À l’échelle d’un projet urbain, on cherchera à désimperméabiliser le plus possible en préservant des zones de pleine terre ou en intégrant des revêtements poreux, par exemple. Parfois en allant plus loin que le Coefficient de Biotope par surface (CBS) fixé par le Plan local d’Urbanisme (PLU), qui décrit la proportion des surfaces favorables à la biodiversité par rapport à la surface totale d’une parcelle. L’installation de stations de phyto-épuration, qui permettent le retraitement des eaux usées et pluviales grâce à l’action des plantes, est également une solution envisageable, mais elle doit s’accompagner d’actions de sensibilisation et être compatible avec le bien-être des futurs usagers.
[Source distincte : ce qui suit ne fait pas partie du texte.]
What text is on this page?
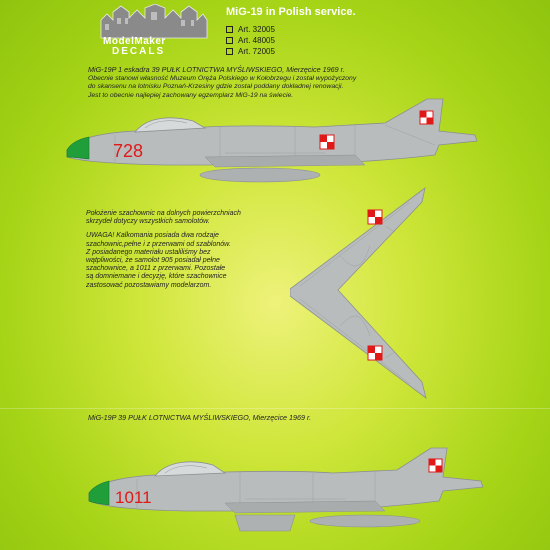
ModelMaker
DECALS
MiG-19 in Polish service.
Art. 32005
Art. 48005
Art. 72005

MiG-19P 1 eskadra 39 PUŁK LOTNICTWA MYŚLIWSKIEGO, Mierzęcice 1969 r.

Obecnie stanowi własność Muzeum Oręża Polskiego w Kołobrzegu i został wypożyczony
do skansenu na lotnisku Poznań-Krzesiny gdzie został poddany dokładnej renowacji.
Jest to obecnie najlepiej zachowany egzemplarz MiG-19 na świecie.
728

Położenie szachownic na dolnych powierzchniach
skrzydeł dotyczy wszystkich samolotów.

UWAGA! Kalkomania posiada dwa rodzaje
szachownic,pełne i z przerwami od szablonów.
Z posiadanego materiału ustaliliśmy bez
wątpliwości, że samolot 905 posiadał pełne
szachownice, a 1011 z przerwami. Pozostałe
są domniemane i decyzję, które szachownice
zastosować pozostawiamy modelarzom.

MiG-19P 39 PUŁK LOTNICTWA MYŚLIWSKIEGO, Mierzęcice 1969 r.

1011
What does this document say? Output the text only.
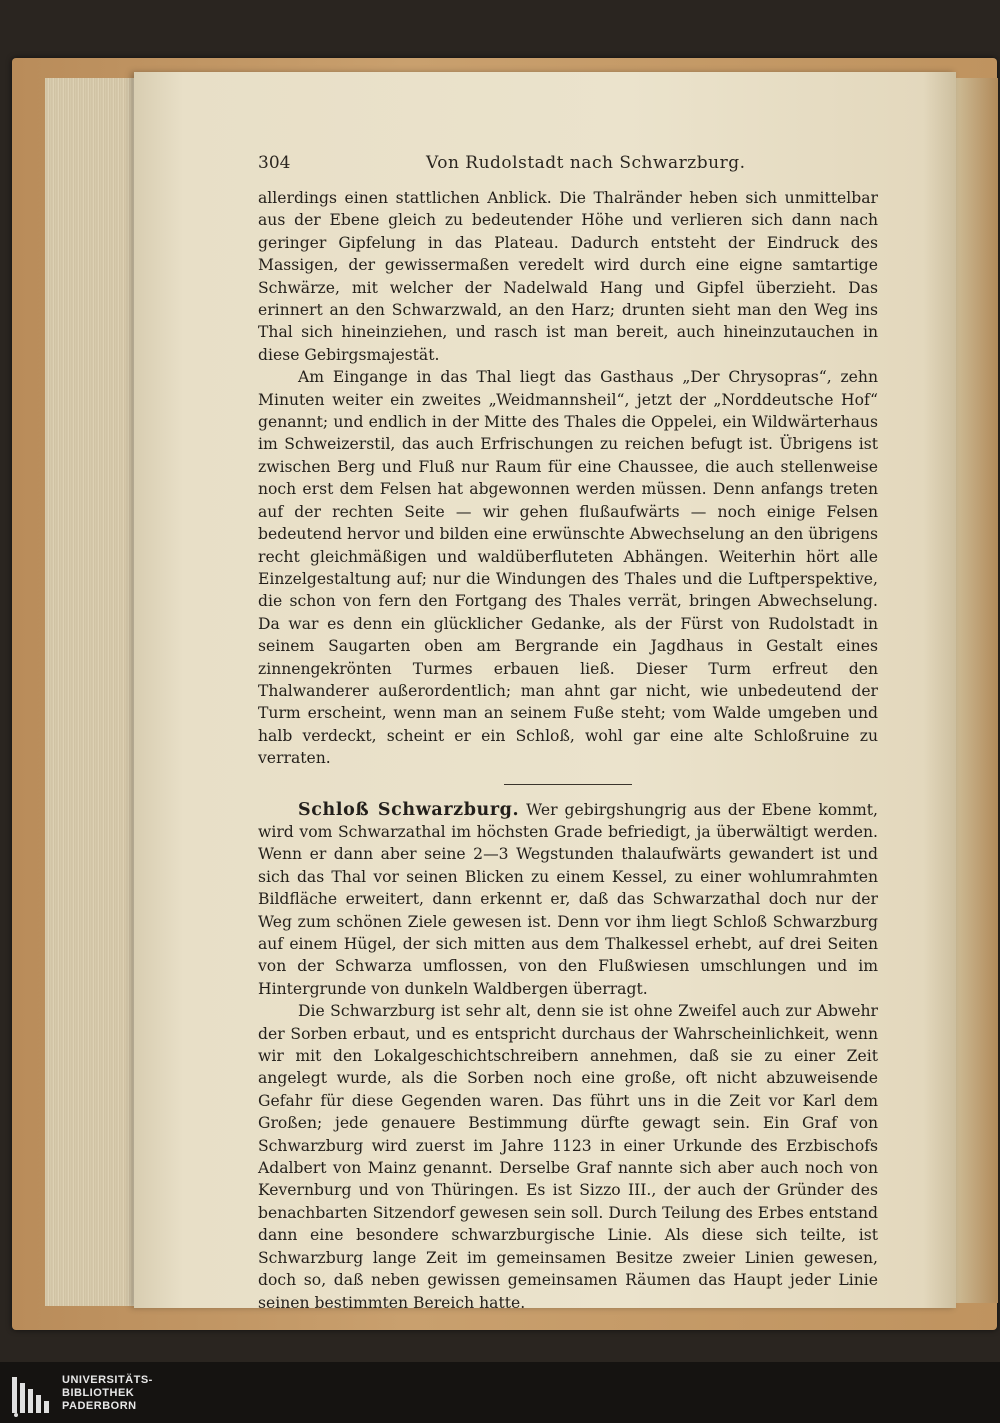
304	Von Rudolstadt nach Schwarzburg.

allerdings einen stattlichen Anblick. Die Thalränder heben sich unmittelbar aus der Ebene gleich zu bedeutender Höhe und verlieren sich dann nach geringer Gipfelung in das Plateau. Dadurch entsteht der Eindruck des Massigen, der gewissermaßen veredelt wird durch eine eigne samtartige Schwärze, mit welcher der Nadelwald Hang und Gipfel überzieht. Das erinnert an den Schwarzwald, an den Harz; drunten sieht man den Weg ins Thal sich hineinziehen, und rasch ist man bereit, auch hineinzutauchen in diese Gebirgsmajestät.

Am Eingange in das Thal liegt das Gasthaus „Der Chrysopras“, zehn Minuten weiter ein zweites „Weidmannsheil“, jetzt der „Norddeutsche Hof“ genannt; und endlich in der Mitte des Thales die Oppelei, ein Wildwärterhaus im Schweizerstil, das auch Erfrischungen zu reichen befugt ist. Übrigens ist zwischen Berg und Fluß nur Raum für eine Chaussee, die auch stellenweise noch erst dem Felsen hat abgewonnen werden müssen. Denn anfangs treten auf der rechten Seite — wir gehen flußaufwärts — noch einige Felsen bedeutend hervor und bilden eine erwünschte Abwechselung an den übrigens recht gleichmäßigen und waldüberfluteten Abhängen. Weiterhin hört alle Einzelgestaltung auf; nur die Windungen des Thales und die Luftperspektive, die schon von fern den Fortgang des Thales verrät, bringen Abwechselung. Da war es denn ein glücklicher Gedanke, als der Fürst von Rudolstadt in seinem Saugarten oben am Bergrande ein Jagdhaus in Gestalt eines zinnengekrönten Turmes erbauen ließ. Dieser Turm erfreut den Thalwanderer außerordentlich; man ahnt gar nicht, wie unbedeutend der Turm erscheint, wenn man an seinem Fuße steht; vom Walde umgeben und halb verdeckt, scheint er ein Schloß, wohl gar eine alte Schloßruine zu verraten.

Schloß Schwarzburg. Wer gebirgshungrig aus der Ebene kommt, wird vom Schwarzathal im höchsten Grade befriedigt, ja überwältigt werden. Wenn er dann aber seine 2—3 Wegstunden thalaufwärts gewandert ist und sich das Thal vor seinen Blicken zu einem Kessel, zu einer wohlumrahmten Bildfläche erweitert, dann erkennt er, daß das Schwarzathal doch nur der Weg zum schönen Ziele gewesen ist. Denn vor ihm liegt Schloß Schwarzburg auf einem Hügel, der sich mitten aus dem Thalkessel erhebt, auf drei Seiten von der Schwarza umflossen, von den Flußwiesen umschlungen und im Hintergrunde von dunkeln Waldbergen überragt.

Die Schwarzburg ist sehr alt, denn sie ist ohne Zweifel auch zur Abwehr der Sorben erbaut, und es entspricht durchaus der Wahrscheinlichkeit, wenn wir mit den Lokalgeschichtschreibern annehmen, daß sie zu einer Zeit angelegt wurde, als die Sorben noch eine große, oft nicht abzuweisende Gefahr für diese Gegenden waren. Das führt uns in die Zeit vor Karl dem Großen; jede genauere Bestimmung dürfte gewagt sein. Ein Graf von Schwarzburg wird zuerst im Jahre 1123 in einer Urkunde des Erzbischofs Adalbert von Mainz genannt. Derselbe Graf nannte sich aber auch noch von Kevernburg und von Thüringen. Es ist Sizzo III., der auch der Gründer des benachbarten Sitzendorf gewesen sein soll. Durch Teilung des Erbes entstand dann eine besondere schwarzburgische Linie. Als diese sich teilte, ist Schwarzburg lange Zeit im gemeinsamen Besitze zweier Linien gewesen, doch so, daß neben gewissen gemeinsamen Räumen das Haupt jeder Linie seinen bestimmten Bereich hatte.

UNIVERSITÄTS-
BIBLIOTHEK
PADERBORN
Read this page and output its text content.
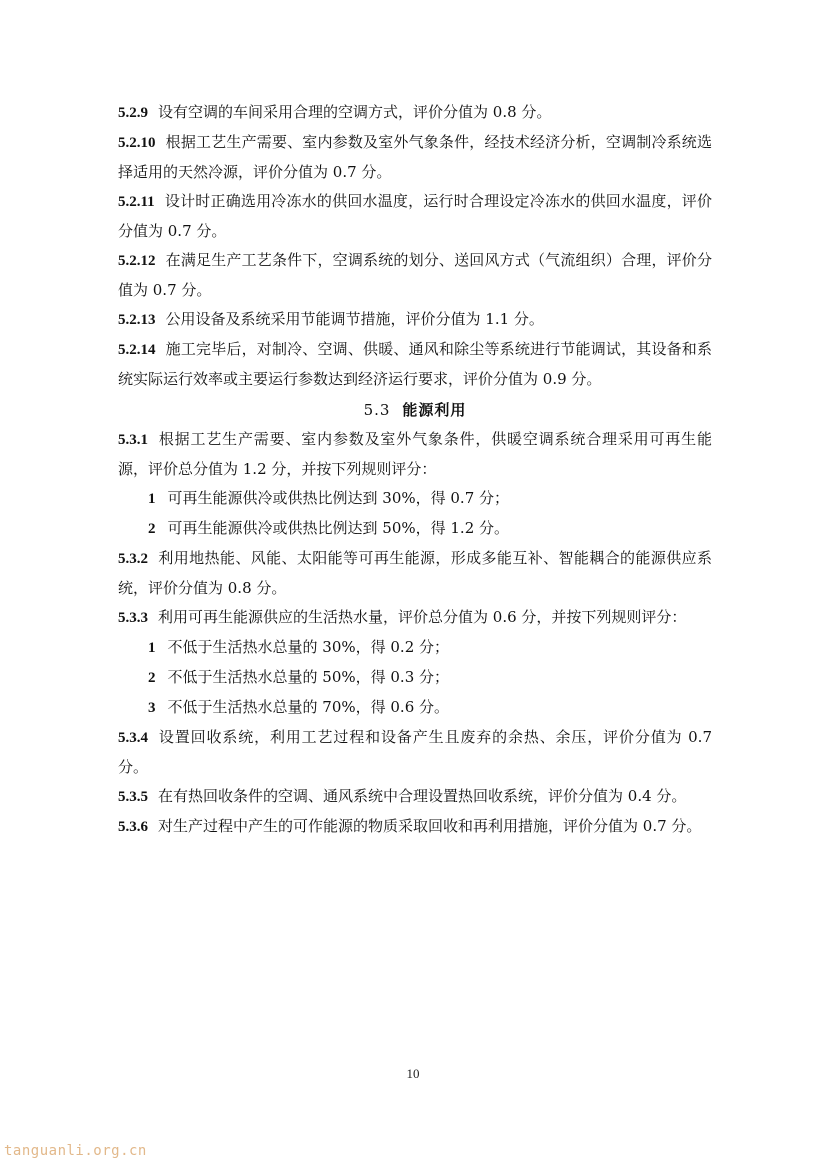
5.2.9 设有空调的车间采用合理的空调方式，评价分值为 0.8 分。

5.2.10 根据工艺生产需要、室内参数及室外气象条件，经技术经济分析，空调制冷系统选择适用的天然冷源，评价分值为 0.7 分。

5.2.11 设计时正确选用冷冻水的供回水温度，运行时合理设定冷冻水的供回水温度，评价分值为 0.7 分。

5.2.12 在满足生产工艺条件下，空调系统的划分、送回风方式（气流组织）合理，评价分值为 0.7 分。

5.2.13 公用设备及系统采用节能调节措施，评价分值为 1.1 分。

5.2.14 施工完毕后，对制冷、空调、供暖、通风和除尘等系统进行节能调试，其设备和系统实际运行效率或主要运行参数达到经济运行要求，评价分值为 0.9 分。

5.3 能源利用

5.3.1 根据工艺生产需要、室内参数及室外气象条件，供暖空调系统合理采用可再生能源，评价总分值为 1.2 分，并按下列规则评分：

1 可再生能源供冷或供热比例达到 30%，得 0.7 分；

2 可再生能源供冷或供热比例达到 50%，得 1.2 分。

5.3.2 利用地热能、风能、太阳能等可再生能源，形成多能互补、智能耦合的能源供应系统，评价分值为 0.8 分。

5.3.3 利用可再生能源供应的生活热水量，评价总分值为 0.6 分，并按下列规则评分：

1 不低于生活热水总量的 30%，得 0.2 分；

2 不低于生活热水总量的 50%，得 0.3 分；

3 不低于生活热水总量的 70%，得 0.6 分。

5.3.4 设置回收系统，利用工艺过程和设备产生且废弃的余热、余压，评价分值为 0.7 分。

5.3.5 在有热回收条件的空调、通风系统中合理设置热回收系统，评价分值为 0.4 分。

5.3.6 对生产过程中产生的可作能源的物质采取回收和再利用措施，评价分值为 0.7 分。

10
tanguanli.org.cn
En ce qui concerne les espèces protégées, l’idéal est de faire intervenir un écologue très en amont pour réaliser un diagnostic faune / flore.
A cela nous ajoutons une campagne de formation de nos collaborateurs sur le sujet, et partageons les bonnes pratiques de la profession.
En parallèle de ces actions, Bouygues Bâtiment Nord-Est expérimente également à travers des démarches ou de grands projets innovants. Prenons l’exemple du Biotope.
Siège de la Métropole Européenne de Lille, ce bâtiment labellisé Biodivercity comprend plus 3 000 m² de terrasses végétalisées. Au total, 150 arbres, 600 arbustes et 15 000 vivaces ont été plantés. Au-delà de la quantité impressionnante d’espaces verts en toiture, l’innovation tient également au cheminement suivi. Ecologues, pépiniéristes et paysagistes ont travaillé de concert pour identifier les espèces les plus adaptées à ce contexte très particulier. La réflexion a également pris en compte le bien-être des usagers, en travaillant sur la perception de ces espaces végétalisés par les cinq sens : bruissement des feuilles, couleurs des fleurs, odeur des aromates, espèces fruitières comestibles.
Ce type de projets nous permet de progresser sur ces sujets… et de les décliner ensuite à d’autres échelles. Dans le cadre du projet Quai 22 à Saint-André-lez-Lille, projet urbain de reconversion d’une ancienne friche industrielle, certains bâtiments de logements bénéficieront d’une toiture végétalisée issue de l’expérience hors normes du Biotope.